# Solved: White rectangle on Laptop screen



## Allan Murray (Nov 7, 2006)

My laptop screen has suddenly developed a white rectangle in the middle. It is 1cm high, and 3cm across. I cannot get rid of it. Is this bad news, or is there anything I can do about it?


----------



## Frank4d (Sep 10, 2006)

Is it visible only on the desktop background? Or if you open a Window is it visible on top of the window? Also, is your desktop background a picture or solid color?


----------



## Allan Murray (Nov 7, 2006)

Thank you for your quick reply. The white rectangle is only visible on the Desktop background. Allan.


----------



## Frank4d (Sep 10, 2006)

Right click on your desktop and click Properties then the Desktop tab. Do you see a choice for Background that would be the white rectangle?

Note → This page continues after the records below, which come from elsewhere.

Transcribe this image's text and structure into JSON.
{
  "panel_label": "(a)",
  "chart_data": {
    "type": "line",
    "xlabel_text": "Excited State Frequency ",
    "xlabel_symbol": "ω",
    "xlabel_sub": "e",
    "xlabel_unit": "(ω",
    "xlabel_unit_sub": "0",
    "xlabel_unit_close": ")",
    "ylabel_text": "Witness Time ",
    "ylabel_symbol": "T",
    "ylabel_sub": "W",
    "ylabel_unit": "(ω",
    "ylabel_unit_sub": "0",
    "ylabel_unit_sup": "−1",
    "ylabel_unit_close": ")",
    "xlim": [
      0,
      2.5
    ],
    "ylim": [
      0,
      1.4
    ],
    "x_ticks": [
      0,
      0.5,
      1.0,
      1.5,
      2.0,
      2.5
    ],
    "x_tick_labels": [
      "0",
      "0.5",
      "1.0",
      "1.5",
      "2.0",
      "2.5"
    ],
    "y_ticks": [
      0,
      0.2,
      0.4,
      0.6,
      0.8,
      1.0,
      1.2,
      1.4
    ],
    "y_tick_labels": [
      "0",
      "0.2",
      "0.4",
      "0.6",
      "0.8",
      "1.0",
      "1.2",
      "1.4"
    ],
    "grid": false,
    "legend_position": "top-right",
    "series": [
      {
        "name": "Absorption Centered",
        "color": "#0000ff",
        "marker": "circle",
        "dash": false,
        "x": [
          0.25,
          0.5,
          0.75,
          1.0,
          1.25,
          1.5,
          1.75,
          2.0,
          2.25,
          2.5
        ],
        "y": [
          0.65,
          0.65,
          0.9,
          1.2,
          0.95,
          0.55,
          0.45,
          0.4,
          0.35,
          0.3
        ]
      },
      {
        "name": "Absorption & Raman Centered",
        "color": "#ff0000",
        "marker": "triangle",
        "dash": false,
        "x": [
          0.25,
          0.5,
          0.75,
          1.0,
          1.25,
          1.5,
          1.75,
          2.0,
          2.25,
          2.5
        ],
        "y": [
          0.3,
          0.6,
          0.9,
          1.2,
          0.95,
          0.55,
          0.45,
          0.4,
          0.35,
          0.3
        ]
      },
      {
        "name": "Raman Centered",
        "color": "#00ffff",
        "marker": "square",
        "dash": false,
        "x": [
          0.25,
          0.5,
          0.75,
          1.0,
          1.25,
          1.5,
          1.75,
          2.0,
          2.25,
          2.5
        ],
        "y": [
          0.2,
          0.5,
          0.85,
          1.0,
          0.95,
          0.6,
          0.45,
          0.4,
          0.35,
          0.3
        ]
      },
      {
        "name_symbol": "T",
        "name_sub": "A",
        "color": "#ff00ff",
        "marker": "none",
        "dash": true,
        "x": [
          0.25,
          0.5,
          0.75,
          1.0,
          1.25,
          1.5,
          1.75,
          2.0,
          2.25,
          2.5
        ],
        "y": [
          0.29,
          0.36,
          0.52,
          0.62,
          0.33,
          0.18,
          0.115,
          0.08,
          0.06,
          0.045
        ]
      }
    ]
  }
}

If that's not it, click the Customize Desktop button, then the Web tab. Under Webpages there should only be one item (My current home page) unless you added some other items. Highlight any other items you didn't add and click Delete.


----------



## Allan Murray (Nov 7, 2006)

Thank you again. I cannot find anything under your first paragraph.
Is the Customise Desktop button the Personalise tab on the rt click drop-down. If not, I cannot find it. I cannot find Web tab anywhere. Allan.


----------



## Allan Murray (Nov 7, 2006)

The white rectangle has disappeared. I do not know why, but thanks all. Allan.


----------